Anita Dobson has talked in interviews about her vivid memories of the Ipswich murders because she was in the town at the time playing The Wicked Queen in Snow White at The Regent, but Olivia says even for those who weren’t there, the Ipswich murders made a lot of people very uncomfortable.

“I do remember it - like it was yesterday. I remember all the names…I’m from Norfolk, so not that far. I remember everyone on tenterhooks – I remember thinking how many more [murders] could there possibly be? Awful and tragic for the families. What would that feel like? Just awful.

“The nice thing about this film is that it doesn’t depict any of the girls, doesn’t depict any of the murders, doesn’t show Steve Wright. It’s the community, with the cameras in their faces, and showing how they healed. There’s a charity – the Iceni Trust – suddenly everyone remembered these girls – sadly too late. And the Iceni Trust was there to help these girls, give them some hope, get them off the street and give them another way of doing things.”
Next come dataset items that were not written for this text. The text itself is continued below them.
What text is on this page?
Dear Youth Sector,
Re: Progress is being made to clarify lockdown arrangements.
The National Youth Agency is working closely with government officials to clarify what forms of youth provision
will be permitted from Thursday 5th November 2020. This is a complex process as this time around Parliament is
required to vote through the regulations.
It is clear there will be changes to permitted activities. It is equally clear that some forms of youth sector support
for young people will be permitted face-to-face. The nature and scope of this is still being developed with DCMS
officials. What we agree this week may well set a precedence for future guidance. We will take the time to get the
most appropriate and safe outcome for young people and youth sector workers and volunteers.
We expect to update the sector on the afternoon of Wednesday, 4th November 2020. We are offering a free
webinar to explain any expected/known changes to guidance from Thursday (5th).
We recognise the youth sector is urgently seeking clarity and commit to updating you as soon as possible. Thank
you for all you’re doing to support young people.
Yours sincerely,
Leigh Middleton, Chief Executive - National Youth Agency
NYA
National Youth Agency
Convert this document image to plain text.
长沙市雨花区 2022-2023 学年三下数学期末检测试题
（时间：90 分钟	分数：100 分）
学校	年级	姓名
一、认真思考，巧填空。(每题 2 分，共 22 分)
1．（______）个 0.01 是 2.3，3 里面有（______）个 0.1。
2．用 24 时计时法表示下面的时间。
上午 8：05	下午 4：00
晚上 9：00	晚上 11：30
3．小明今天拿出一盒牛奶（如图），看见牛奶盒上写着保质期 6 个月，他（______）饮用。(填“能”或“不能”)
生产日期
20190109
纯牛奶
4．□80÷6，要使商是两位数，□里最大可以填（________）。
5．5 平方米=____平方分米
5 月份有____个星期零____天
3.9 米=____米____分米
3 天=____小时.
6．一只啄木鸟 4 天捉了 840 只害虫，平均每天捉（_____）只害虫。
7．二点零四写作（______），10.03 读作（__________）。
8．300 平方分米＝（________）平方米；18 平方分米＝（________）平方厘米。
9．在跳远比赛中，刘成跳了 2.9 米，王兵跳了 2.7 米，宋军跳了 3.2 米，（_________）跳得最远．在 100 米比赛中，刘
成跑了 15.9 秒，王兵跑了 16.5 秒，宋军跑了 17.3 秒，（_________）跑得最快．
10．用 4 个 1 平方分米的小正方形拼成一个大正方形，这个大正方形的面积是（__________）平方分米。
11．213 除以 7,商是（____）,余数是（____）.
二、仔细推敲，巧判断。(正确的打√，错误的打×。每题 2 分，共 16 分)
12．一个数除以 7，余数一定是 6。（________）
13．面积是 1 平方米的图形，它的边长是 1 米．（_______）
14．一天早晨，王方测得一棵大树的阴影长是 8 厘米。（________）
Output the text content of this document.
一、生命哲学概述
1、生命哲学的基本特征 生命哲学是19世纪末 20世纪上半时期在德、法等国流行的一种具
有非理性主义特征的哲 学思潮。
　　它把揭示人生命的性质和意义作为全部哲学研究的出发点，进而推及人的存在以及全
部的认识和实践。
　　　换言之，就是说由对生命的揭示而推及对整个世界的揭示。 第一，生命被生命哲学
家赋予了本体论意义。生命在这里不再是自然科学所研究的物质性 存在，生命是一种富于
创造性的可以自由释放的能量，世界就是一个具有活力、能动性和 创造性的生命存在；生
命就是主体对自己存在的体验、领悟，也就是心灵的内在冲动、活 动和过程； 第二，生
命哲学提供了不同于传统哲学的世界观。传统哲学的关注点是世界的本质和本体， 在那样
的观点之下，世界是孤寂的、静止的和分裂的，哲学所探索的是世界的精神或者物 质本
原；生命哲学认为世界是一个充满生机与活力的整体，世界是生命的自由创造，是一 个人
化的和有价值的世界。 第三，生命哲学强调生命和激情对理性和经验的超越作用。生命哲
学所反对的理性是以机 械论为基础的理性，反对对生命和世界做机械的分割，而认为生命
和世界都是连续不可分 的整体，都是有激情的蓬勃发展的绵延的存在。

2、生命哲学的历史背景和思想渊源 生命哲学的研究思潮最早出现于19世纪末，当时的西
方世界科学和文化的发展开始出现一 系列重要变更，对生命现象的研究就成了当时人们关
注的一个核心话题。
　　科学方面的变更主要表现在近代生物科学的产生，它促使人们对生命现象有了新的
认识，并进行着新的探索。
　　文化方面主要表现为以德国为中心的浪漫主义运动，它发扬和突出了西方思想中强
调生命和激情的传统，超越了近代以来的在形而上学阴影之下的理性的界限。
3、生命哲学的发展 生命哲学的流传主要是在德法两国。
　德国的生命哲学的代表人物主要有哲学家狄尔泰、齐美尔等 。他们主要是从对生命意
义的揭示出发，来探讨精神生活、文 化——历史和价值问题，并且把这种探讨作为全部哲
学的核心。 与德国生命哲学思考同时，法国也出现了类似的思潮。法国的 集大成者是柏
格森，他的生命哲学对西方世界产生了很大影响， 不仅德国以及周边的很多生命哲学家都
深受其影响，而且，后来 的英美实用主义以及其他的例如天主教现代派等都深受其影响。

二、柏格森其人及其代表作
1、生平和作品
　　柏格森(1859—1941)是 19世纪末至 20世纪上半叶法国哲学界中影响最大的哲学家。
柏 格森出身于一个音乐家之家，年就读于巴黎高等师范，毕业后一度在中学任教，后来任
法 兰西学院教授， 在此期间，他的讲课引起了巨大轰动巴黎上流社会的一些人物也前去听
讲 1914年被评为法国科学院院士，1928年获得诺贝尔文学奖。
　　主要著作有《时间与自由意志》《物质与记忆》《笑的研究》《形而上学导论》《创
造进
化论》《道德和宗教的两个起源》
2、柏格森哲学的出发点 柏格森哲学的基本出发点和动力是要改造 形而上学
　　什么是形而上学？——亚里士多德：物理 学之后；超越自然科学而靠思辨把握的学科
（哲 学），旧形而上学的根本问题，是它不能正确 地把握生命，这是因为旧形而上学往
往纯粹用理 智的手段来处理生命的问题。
Olivia said one of the reasons she agreed to do the film was that it treated the real people of London Road with respect.

“I wouldn’t have wanted to do something that was insensitive to the people who suffered so much. The worst thing in your imagination is to lose a child – and these families all lost their daughters. I wouldn’t be interested in doing something that makes money out of that. That’s not what this is doing. And there will be people that go, ‘I’m not watching that.’ They don’t bother to find out. And that happens about everything you do.

“I hope they’ll start to listen to other people or watch it themselves and realise what it’s trying to say.”